What's economic cost of Covid-19 pandemic?
The other terrifying aspect is that Covid is fast spreading its tentacles into hinterlands and rural areas. If this continues unabated, the rural economy will also lose the steam and agricultural output will take a severe beating
What is the economic cost of Covid-19 pandemic in India? That's a tricky question now, for which there is no accurate answer yet. But going by the way the novel coronavirus is spreading its deadly wings across the country, India is most likely to pay a heavy economic toll in this financial year and beyond. In mid-July, the rating agency ICRA forecast that the Indian economy would contract by a whopping 9.5 per cent in FY21. Just two months prior to that in May, the same agency pegged this fiscal year's economic shrinkage at five per cent. In June, former union finance secretary Subhash Chandra Garg estimated the GDP fall would be at a disappointing low of (-)10 per cent in FY21. These estimates are clear signals that economic dynamics are fast changing in the country.

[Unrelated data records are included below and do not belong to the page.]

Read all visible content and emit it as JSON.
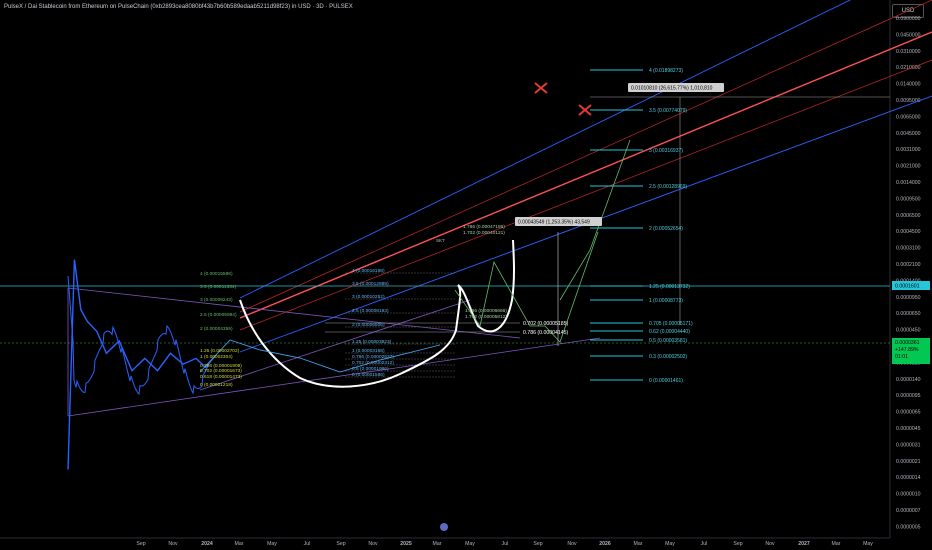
{
  "header": {
    "title": "PulseX / Dai Stablecoin from Ethereum on PulseChain (0xb2893cea8080bf43b7b60b589edaab5211d98f23) in USD · 3D · PULSEX",
    "currency": "USD"
  },
  "chart_data": {
    "type": "line",
    "yscale": "log",
    "ylim": [
      4.8e-06,
      0.09
    ],
    "y_ticks": [
      "0.0900000",
      "0.0450000",
      "0.0310000",
      "0.0210000",
      "0.0140000",
      "0.0095000",
      "0.0065000",
      "0.0045000",
      "0.0031000",
      "0.0021000",
      "0.0014000",
      "0.0009500",
      "0.0006500",
      "0.0004500",
      "0.0003100",
      "0.0002100",
      "0.0001400",
      "0.0000950",
      "0.0000650",
      "0.0000450",
      "0.0000310",
      "0.0000210",
      "0.0000140",
      "0.0000095",
      "0.0000065",
      "0.0000045",
      "0.0000031",
      "0.0000021",
      "0.0000014",
      "0.0000010",
      "0.0000007",
      "0.0000005"
    ],
    "x_ticks": [
      "Sep",
      "Nov",
      "2024",
      "Mar",
      "May",
      "Jul",
      "Sep",
      "Nov",
      "2025",
      "Mar",
      "May",
      "Jul",
      "Sep",
      "Nov",
      "2026",
      "Mar",
      "May",
      "Jul",
      "Sep",
      "Nov",
      "2027",
      "Mar",
      "May"
    ],
    "price_labels": {
      "last_price": "0.0000361",
      "change": "+147.89%",
      "countdown": "01:01",
      "marker_price": "0.0001601"
    },
    "fib_left": [
      "4 (0.00015586)",
      "3.5 (0.00011334)",
      "3 (0.00008243)",
      "2.5 (0.00005994)",
      "2 (0.00004359)",
      "1.25 (0.00002702)",
      "1 (0.00002304)",
      "0.786 (0.00001909)",
      "0.702 (0.00001673)",
      "0.618 (0.00001473)",
      "0 (0.00001218)"
    ],
    "fib_mid": [
      "4 (0.00016198)",
      "3.5 (0.00012889)",
      "3 (0.00010252)",
      "2.5 (0.00008193)",
      "2 (0.00006506)",
      "1.25 (0.00003923)",
      "1 (0.00003168)",
      "0.786 (0.00002637)",
      "0.702 (0.00002312)",
      "0.5 (0.00001986)",
      "0 (0.00001586)"
    ],
    "fib_right": [
      "4 (0.01898273)",
      "3.5 (0.00774079)",
      "3 (0.00316937)",
      "2.5 (0.00128969)",
      "2 (0.00052654)",
      "1.25 (0.00013732)",
      "1 (0.00008773)",
      "0.705 (0.00005171)",
      "0.62 (0.00004440)",
      "0.5 (0.00003581)",
      "0.3 (0.00002502)",
      "0 (0.00001461)"
    ],
    "fib_upper": [
      "1.786 (0.00047186)",
      "1.702 (0.00040121)",
      "1.786 (0.00006666)",
      "1.702 (0.00005812)"
    ],
    "fib_near": [
      "0.702 (0.00005185)",
      "0.786 (0.00004145)"
    ],
    "annotations": {
      "target_1": "0.01010810 (26,615.77%) 1,010,810",
      "target_2": "0.00043549 (1,253.35%) 43,549",
      "mini_label": "SKT"
    },
    "series": [
      {
        "name": "",
        "points": [
          [
            0,
            1.2e-06
          ],
          [
            2,
            0.00016
          ],
          [
            4,
            5e-05
          ],
          [
            6,
            3.8e-05
          ],
          [
            9,
            3e-05
          ],
          [
            12,
            1.8e-05
          ],
          [
            16,
            2.4e-05
          ],
          [
            20,
            1.2e-05
          ],
          [
            24,
            1.6e-05
          ],
          [
            28,
            1.2e-05
          ],
          [
            32,
            1.8e-05
          ],
          [
            36,
            1.4e-05
          ],
          [
            40,
            1.6e-05
          ],
          [
            43,
            1.3e-05
          ],
          [
            46,
            1.7e-05
          ]
        ]
      }
    ]
  }
}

But all these projections look conservative by a mile. The Indian economy is mostly likely to contract by around 20 per cent this financial year. The reason for such a steep fall in GDP is obvious. Covid cases are rising by the day and there is no end to the upward trajectory of the pandemic tally in sight. On Saturday, our country witnessed a record daily surge of over 57,000 cases, taking the total Covid-19 count to 17 lakh. As observed in many countries, increase in total cases will lead to rise in daily count as the pandemic's spread expands. If this expansion theory is taken into account, the day is not far off when India's daily Covid count touches a daunting one lakh mark. Furthermore, there is every likelihood of our country outpacing the US and taking the global top position in Covid tally. That's intimidating, isn't it? But it's going to be reality unless some miracle happens and a vaccine for the deadly virus becomes a reality. Also, there will be some relief if the pandemic peaks by September or October.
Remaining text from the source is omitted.